Las culturas prehispánicas siempre procuraron comunicarse con sus muertos y fue así que crearon diferentes tipos de altares, en los que depositaban ofrendas de aquello que al fallecido le había gustado en vida, para que este viniera de regreso por un momento y pudiera recordar cómo era estar vivo.
Cuando llegaron los españoles, los altares de muertos se sincretizan por la influencia de la religión católica y se añaden nuevos elementos, como cruces, sal y veladoras. La esencia del altar de muertos, sin embargo, se conserva intacta, exhibiendo los elementos más antiguos como predominantes. Aquí te muestro algunos elementos originales de los altares prehispánicos:

EL AGUA.

Es el elemento representativo de la Vida. Se coloca en vasos o vasijas para calmar la sed del espíritu de aquel que vendrá del otro mundo. Para los mayas, los cenotes representan las puertas mismas de Xibalbá (el inframundo maya).

Crédito: fertapia

 

LA TIERRA.

Representa el plano al que los muertos llegarán y se la coloca como bienvenida, siendo representada por frutos, semillas, especias y otros regalos de la Tierra.

Crédito: uteart

 

EL PAPEL.

Representa el viento y en la antigüedad se utilizaba papel amate, que es un tipo de fibra hecho de corteza de árboles y que simboliza el viento que se respira en vida.

Crédito: roblesr

 

LAS CALAVERAS.

De azúcar, chocolate y amaranto, nos recuerdan que la muerte es lo único seguro en esta vida y por ello se le debe respeto.

Crédito: marysolra

 

COMIDA Y BEBIDA.

Para que el muerto pueda disfrutar después de su cansador viaje desde el inframundo a nuestro plano, y recuerde una vez más las delicias de estar vivo.

 

EL CAMINO DE PÉTALOS DE FLOR DE CEMPASÚCHIL.

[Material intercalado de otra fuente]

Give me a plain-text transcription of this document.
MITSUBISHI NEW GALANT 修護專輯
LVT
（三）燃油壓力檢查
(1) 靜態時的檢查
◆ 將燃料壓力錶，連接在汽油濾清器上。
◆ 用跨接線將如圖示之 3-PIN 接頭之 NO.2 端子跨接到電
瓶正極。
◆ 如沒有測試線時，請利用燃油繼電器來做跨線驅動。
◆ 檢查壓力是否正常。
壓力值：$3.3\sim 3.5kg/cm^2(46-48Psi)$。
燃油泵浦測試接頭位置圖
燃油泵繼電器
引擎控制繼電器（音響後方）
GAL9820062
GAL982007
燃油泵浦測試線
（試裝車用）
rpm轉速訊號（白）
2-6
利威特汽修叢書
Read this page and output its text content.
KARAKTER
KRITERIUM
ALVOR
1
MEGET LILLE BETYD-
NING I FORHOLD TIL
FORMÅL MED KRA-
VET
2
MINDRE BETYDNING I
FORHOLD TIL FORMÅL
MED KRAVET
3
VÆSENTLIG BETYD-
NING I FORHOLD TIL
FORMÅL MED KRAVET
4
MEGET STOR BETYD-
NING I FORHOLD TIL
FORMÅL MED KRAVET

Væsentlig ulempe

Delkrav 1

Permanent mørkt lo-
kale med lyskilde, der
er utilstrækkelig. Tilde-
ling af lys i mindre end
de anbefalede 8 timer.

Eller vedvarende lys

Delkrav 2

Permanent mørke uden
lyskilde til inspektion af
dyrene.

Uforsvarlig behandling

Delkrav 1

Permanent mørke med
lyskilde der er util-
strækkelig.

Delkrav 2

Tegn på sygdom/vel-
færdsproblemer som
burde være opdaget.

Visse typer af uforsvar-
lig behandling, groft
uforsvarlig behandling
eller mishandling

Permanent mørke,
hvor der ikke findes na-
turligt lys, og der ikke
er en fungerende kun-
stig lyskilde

Se coloca desde el altar a la puerta de la casa para que el muerto pueda andar sobre él.

Crédito: sarihuella

 

ARCO Y FLECHAS.

Según la cultura nahua, estos elementos le muestran al muerto la puerta de regreso al inframundo donde se encuentra Mictlantecuhtli, el señor del Mictlàn, que alguna vez sorteó los obstáculos que le permitirían el descanso eterno.

 

LOS AROMAS.

Se perfuma el altar con copal y otras esencias, que le mostrarán al difunto el camino a la tierra y, al mismo tiempo, purificarán su forma espiritual para que pueda permanecer en la tierra.